Er gebrauchte ein unflätiges Schimpfwort.

»Was kümmere ich mich um euch? Ich weiß von nichts und will von nichts wissen! Geht doch' mit euren Anklagen zum Vater: er wird entscheiden! . . .«

Sie näherten sich der Steuermannsterrasse an der Fontäne in der Mittelallee. Hier waren viele Leute versammelt. Alle blickten auf den Zarewitsch und seinen Begleiter und spitzten die Ohren.

Awramow erbleichte und schien plötzlich zusammengeschrumpft; er sah auf den Zarewitsch mit irren Blicken, mit den Augen eines im Schlafe erschreckten Kindes, das gleich einen epileptischen Anfall bekommen wird.

Alexej fühlte mit ihm Mitleid.

»Nun, fürchte dich nicht, Petrowitsch,« sagte er mit jenem freundlichen Lächeln, das nicht an das Lächeln des Vaters, sondern an das seines Großvaters, des sanftesten Zaren Alexej Michailowitsch erinnerte. »Fürchte nichts, ich verrate dich nicht! Ich weiß, daß du mich . . . und den Vater liebst. Aber halte in Zukunft deine Zunge im Zaume . . .«

Plötzlich huschte ein dunkler Schatten über sein Gesicht, und er fügte leise hinzu:

»Und wenn du auch recht hast, was kann das nützen? Wer braucht heute die Wahrheit? Man kann nicht mit dem Kopf durch die Wand rennen. Auf dich . . . und auch auf mich wird doch niemand hören.«

Zwischen den Bäumen leuchteten die ersten Flammen der Illumination auf: bunte Lampions, Talglämpchen und Pyramiden aus Talgkerzen in den Fenstern und zwischen den gedrechselten Säulen der durchbrochenen gedeckten Galerie über der Newa.

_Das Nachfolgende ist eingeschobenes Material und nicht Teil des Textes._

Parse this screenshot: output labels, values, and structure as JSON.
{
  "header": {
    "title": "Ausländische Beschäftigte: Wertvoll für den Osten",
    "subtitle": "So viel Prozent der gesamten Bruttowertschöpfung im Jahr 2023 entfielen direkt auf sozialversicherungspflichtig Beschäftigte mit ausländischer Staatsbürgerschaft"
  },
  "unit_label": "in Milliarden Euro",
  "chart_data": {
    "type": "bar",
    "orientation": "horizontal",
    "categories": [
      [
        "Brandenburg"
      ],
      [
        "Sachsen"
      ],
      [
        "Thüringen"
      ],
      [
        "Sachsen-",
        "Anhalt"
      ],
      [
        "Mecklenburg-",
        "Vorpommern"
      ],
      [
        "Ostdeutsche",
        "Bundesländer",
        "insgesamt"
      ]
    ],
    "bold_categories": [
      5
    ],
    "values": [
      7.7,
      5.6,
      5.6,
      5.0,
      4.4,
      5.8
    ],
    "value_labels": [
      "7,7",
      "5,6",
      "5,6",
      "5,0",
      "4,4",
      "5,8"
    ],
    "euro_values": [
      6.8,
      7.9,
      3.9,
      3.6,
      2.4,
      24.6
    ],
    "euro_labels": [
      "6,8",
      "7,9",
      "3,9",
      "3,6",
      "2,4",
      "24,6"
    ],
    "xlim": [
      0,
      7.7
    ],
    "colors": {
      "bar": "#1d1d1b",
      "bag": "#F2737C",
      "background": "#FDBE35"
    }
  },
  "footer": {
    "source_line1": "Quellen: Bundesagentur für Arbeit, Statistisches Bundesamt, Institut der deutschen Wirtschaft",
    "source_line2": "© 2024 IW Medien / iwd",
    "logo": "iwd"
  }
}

Alles war bereits, wie es später im offiziellen Bericht über das Fest hieß, »höchst zeremoniell, mit großem Reichtum geschmückt.«

Die Galerie bestand aus drei schmalen langen Lauben. In der Hauptlaube, die sich in der Mitte befand, war schon unter einer eigens zu diesem Zweck vom französischen Architekten Leblond erbauten Glaskuppel ein Ehrenplatz bereitet – der Marmorsockel für die Venus von Petersburg.